Abstract

Nanochannels consisting of hot and cold walls with periodic rectangular and triangular nanostructures were simulated by molecular dynamics in this paper, the periodic size dimensionless parameters φ was defined to describe the dimension of nanostructures on the wall. The results show that the addition of nanostructures leads to the variation of mass density distribution of fluid near the wall. A hot wall with nanostructures can promote the appearance of a fluid high-potential area near it. The discrepant attraction for fluid from the wall caused by the different wall conditions leads to different flow characteristics in nanochannels. Fluid velocity growth rate near the hot wall is 10.5% higher than that near the cold wall.
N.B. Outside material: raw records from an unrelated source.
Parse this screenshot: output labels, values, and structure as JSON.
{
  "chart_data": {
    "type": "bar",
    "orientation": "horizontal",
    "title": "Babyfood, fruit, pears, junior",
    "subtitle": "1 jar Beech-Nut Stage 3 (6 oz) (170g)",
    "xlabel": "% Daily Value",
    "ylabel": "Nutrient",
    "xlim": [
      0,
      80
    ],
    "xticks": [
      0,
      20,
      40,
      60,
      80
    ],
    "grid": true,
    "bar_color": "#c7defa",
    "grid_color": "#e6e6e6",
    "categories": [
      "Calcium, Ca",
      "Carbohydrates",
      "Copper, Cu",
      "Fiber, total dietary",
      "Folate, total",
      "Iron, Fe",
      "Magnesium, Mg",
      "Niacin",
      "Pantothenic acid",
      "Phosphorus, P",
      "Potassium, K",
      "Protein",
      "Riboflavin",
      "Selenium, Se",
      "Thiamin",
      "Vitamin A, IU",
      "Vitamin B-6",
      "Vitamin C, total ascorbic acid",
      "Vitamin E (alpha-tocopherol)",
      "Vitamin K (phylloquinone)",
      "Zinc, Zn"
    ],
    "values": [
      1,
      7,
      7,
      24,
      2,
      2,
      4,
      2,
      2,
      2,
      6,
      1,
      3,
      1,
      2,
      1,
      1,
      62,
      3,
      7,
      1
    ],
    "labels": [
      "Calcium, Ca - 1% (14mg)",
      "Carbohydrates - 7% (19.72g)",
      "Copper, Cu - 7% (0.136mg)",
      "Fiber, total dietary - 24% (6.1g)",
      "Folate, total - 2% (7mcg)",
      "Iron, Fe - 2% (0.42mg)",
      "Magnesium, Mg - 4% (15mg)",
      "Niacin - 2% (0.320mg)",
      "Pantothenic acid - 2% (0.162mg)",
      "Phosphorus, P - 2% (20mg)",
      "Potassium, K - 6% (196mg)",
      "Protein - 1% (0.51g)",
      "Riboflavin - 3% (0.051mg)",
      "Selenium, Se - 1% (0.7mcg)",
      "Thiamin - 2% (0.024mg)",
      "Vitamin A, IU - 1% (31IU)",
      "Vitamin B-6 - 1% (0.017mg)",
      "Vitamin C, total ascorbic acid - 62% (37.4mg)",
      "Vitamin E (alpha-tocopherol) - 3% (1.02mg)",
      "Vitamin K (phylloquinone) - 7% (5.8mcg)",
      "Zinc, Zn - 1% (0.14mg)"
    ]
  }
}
Average velocity of the fluid near the hot wall is 5.1% higher than that of fluid near the cold wall. A wall with rectangular nanostructures at φ = 0.28 shows minimum flow resistance among rough hot walls, while a wall with triangular nanostructures at φ = 0.14 has minimum flow resistance among rough cold walls. Heat is transferred from the hot wall to the cold wall through fluid flow. Wall conditions impact the heat transfer situation of fluid in flow boundary by changing the fluid mass density contribution. The addition of nanostructures and decrease of nanostructures size is beneficial for heat transfer while unfavorable for fluid flow, convective heat transfer was influenced by their combination. For a wall with 300 K, the addition of rectangular nanostructures at φ = 0.07 has the best convective heat transfer performance. For a wall with 200 K temperature, increasing triangular nanostructures at φ = 0.14 on the wall can reach the best convective heat transfer capacity. This paper can provide a theoretical foundation for the optimization of nanochannels to achieve best convective heat transfer ability.